By the time Artoush had patchily removed the skin from a couple of potatoes, Emile had peeled the rest and cut them into even strips. He poured them into the strainer and got up. ‘Only one member of Ramu’s family knew how to prepare that cream, and he taught it to only one other person before he died.’ He put the strainer in the sink and turned on the faucet. I noticed that when his mother isn’t around, he does not speak so formally.
The phone rang. In the hallway someone picked up the receiver, and a few moments later, Armen was calling out, ‘Mommmm! Telephone. Mrs. Nurollahi.’
I yelled back, ‘For me or for your father?’
‘For you.’
I got up. ‘Will you be able to hold the phone?’ Artoush asked. Emile turned his head back from the sink. The water was pouring over the sliced potatoes in the strainer. Was it my imagination, or did he look at me with worry?
I opened my hands and closed them. They hurt much less now. I nodded, indicating that I could manage, and went to the hallway. Through the door to the living room I saw Emily and Armen sitting in the easy chairs. Emily wa
s recounting something, animatedly gesturing with her head and hands. If I did not know better, I would have supposed her a young woman rather than a girl. Armen was in the chair facing hers, his chin resting on his hand, watching raptly.

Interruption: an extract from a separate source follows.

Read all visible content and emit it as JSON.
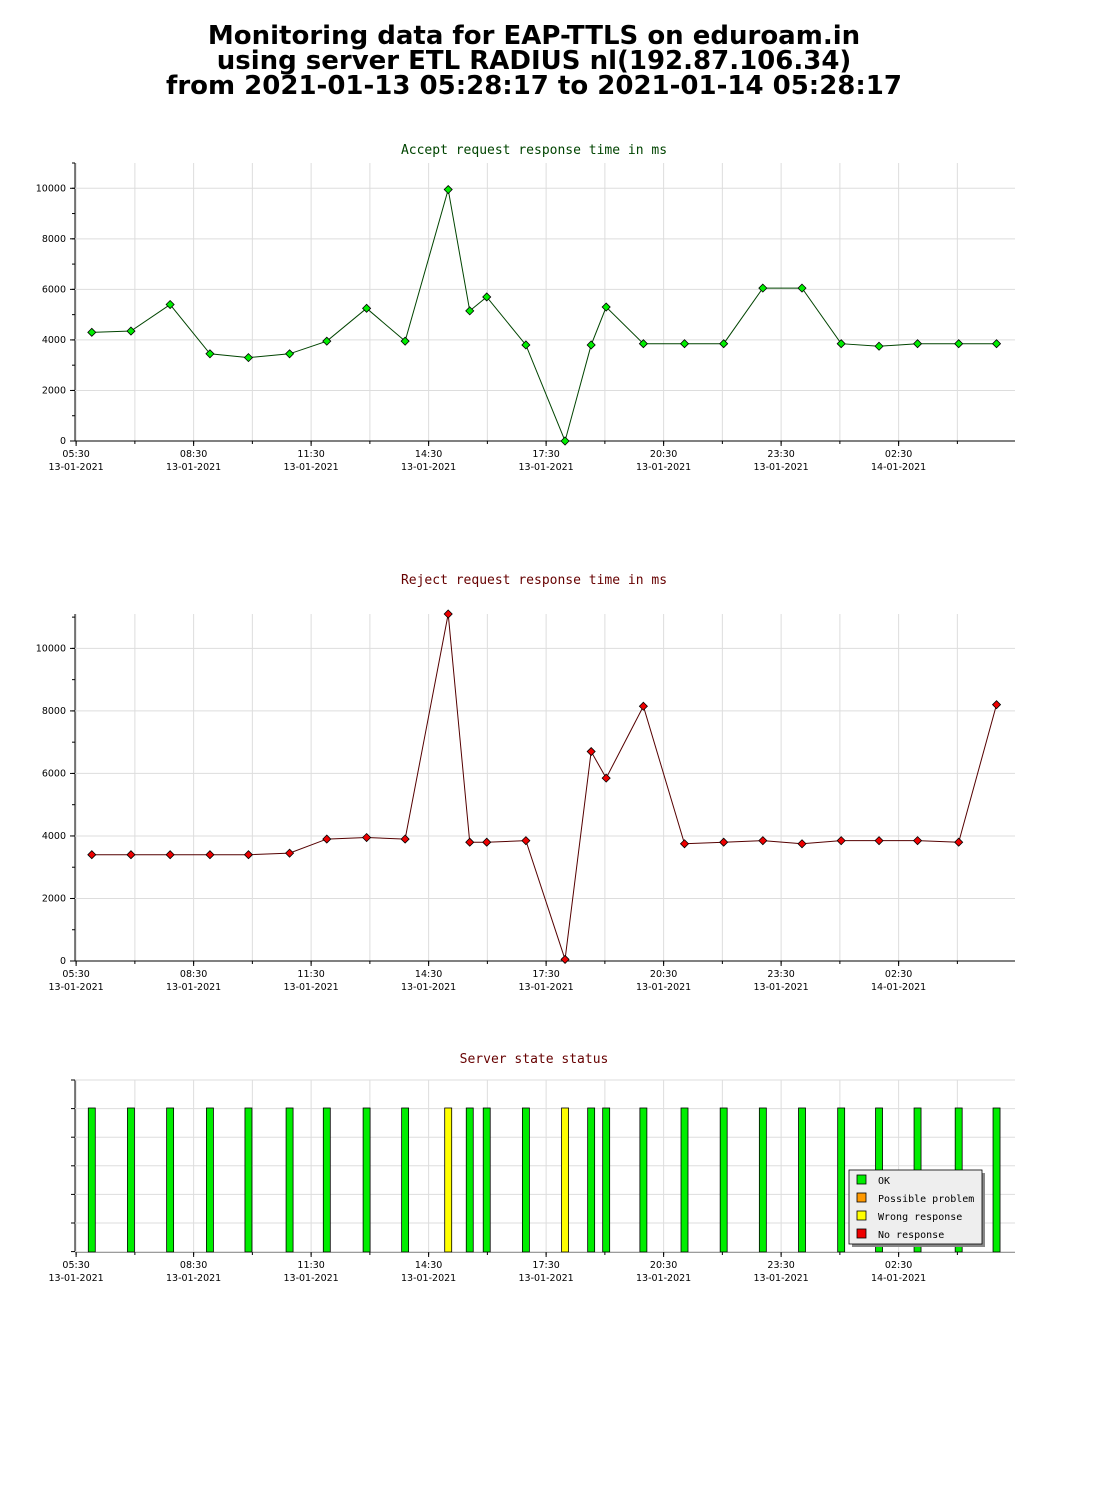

I picked up the receiver and wondered what Mrs. Nurollahi wanted with me. I looked at my hands, with a new appreciation for their importance.
Mrs. Nurollahi, as usual, greeted me warmly, asking after everyone at length, including each of the children one by one, before getting to the point. She had a good memory. She remembered not only the names of the children, but what grade they were in. She even remembered the cold the twins had caught a few months back. Finally, she said, ‘I saw you last Friday at the talk at the Golestan Club. I’m sorry that I didn’t get an opportunity to say hello.’
There was no hint of reproach in her voice. I was embarrassed. I should have gone up to her after her talk to congratulate her, and had not done so. Mrs. Nurollahi did not give me an opportunity to explain and apologize, and did not seem to expect it.
‘I wanted to ask if you would be so kind as to attend the next meeting of our society? The Armenian ladies have not been inclined to join in with us. I know that you have your own society, a very active one, but as you know, the Majles elections are coming up, and as you are also no doubt aware, because of the suffrage issue, the coming year will be an important one for Iranian women...’
I did not know that the Majles elections were coming up, and had only heard here and there about the issue of women’s voting rights. I reproached myself: you, and most other Armenian women, act like you are not living in this country! I felt embarrassed and ashamed.
‘I have a couple of questions I wanted to ask,’ said Mrs. Nurollahi. ‘Would it be possible for me to come see you some time, at your convenience?’